Lalu dengan sekali kilatan, darah muncrat kemana-mana.
Tombak berbalut cahaya emas berkilauan membelah pandangannya.
Alianora mencoba menggapai gambar yang terbelah itu dengan jari-jarinya namun dia tidak sempat.
Sekelebat cahaya muncul dari sela-sela retakan gambar dari benaknya, perlahan menyelimutinya seutuhnya.
Alianora sontak terbangun, matanya terbuka lebar.
Gambar terakhir begitu buruk, entah sudah berapa kali dia mengulang cuplikan ini kembali, tapi tetap saja dia merasa tidak enak.
'Hiss'
Bangun dengan tiba-tiba seperti itu membuat kepalanya terasa sedikit sakit, sungguh tidak nyaman sekali, apalagi sudah lama tubuhnya tidak merasa...
Hm?
Sakit?
Kesadaran Alianora dengan cepat pulih, dan dengan dahi mengernyit, pandangannya perlahan tertuju pada kedua tangan transparan dihadapannya.
Tangan...tanganku?! Tunggu, ini roh? Kenapa, kenapa aku bisa melihat rohku?!
Mimpi yang Alianora saksikan selama bertahun-tahun memang begitu nyata.
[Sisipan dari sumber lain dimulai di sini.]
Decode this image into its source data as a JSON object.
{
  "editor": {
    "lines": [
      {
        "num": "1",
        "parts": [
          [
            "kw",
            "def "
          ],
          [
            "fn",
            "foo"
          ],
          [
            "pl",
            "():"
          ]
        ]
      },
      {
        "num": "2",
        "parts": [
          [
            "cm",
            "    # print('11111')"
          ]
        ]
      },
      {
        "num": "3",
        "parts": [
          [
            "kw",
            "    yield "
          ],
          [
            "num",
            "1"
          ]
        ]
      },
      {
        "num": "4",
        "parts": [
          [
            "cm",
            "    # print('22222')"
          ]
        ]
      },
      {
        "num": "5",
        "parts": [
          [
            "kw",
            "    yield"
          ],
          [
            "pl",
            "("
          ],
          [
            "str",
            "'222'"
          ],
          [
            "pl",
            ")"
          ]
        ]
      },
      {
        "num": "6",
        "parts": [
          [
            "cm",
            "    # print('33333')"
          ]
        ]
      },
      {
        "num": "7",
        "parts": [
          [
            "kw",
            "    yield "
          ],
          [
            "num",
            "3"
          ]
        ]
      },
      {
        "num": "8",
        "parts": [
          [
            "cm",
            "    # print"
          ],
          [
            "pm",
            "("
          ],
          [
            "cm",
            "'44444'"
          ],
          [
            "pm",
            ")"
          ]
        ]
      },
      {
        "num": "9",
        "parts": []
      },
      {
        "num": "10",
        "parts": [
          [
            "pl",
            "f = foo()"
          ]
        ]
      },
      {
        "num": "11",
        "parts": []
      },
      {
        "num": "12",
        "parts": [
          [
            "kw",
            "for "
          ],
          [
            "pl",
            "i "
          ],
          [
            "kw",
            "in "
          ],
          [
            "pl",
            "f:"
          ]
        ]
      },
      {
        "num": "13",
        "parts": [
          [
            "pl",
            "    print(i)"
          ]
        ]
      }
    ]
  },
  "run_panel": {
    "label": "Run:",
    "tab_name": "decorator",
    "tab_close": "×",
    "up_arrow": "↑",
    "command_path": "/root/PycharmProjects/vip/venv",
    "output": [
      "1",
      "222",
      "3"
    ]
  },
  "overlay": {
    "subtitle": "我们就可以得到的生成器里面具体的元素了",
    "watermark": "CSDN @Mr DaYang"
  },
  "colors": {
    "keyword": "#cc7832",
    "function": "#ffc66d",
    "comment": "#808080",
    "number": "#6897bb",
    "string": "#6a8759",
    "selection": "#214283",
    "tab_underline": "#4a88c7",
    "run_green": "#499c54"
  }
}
Daripada mimpi, itu lebih tepatnya disebut mengulang kembali kehidupan.
Tapi untuk menyentuh dan melihat rohnya sendiri, hal ini tidak pernah terjadi sebelumnya.
Kondisi ini seakan-akan Alianora akhirnya tersadar dari tidur lelapnya yang terasa hanya sebentar.
Seperti kurang yakin, Alianora menggerakkan tangan, menyentuh wajah juga kakinya, lalu melihat di sekitarnya.
Dimana ini?
Belum sempat dia memastikan situasinya saat itu, sepasang mata perak biru tiba-tiba sudah ada dalam pandangannya.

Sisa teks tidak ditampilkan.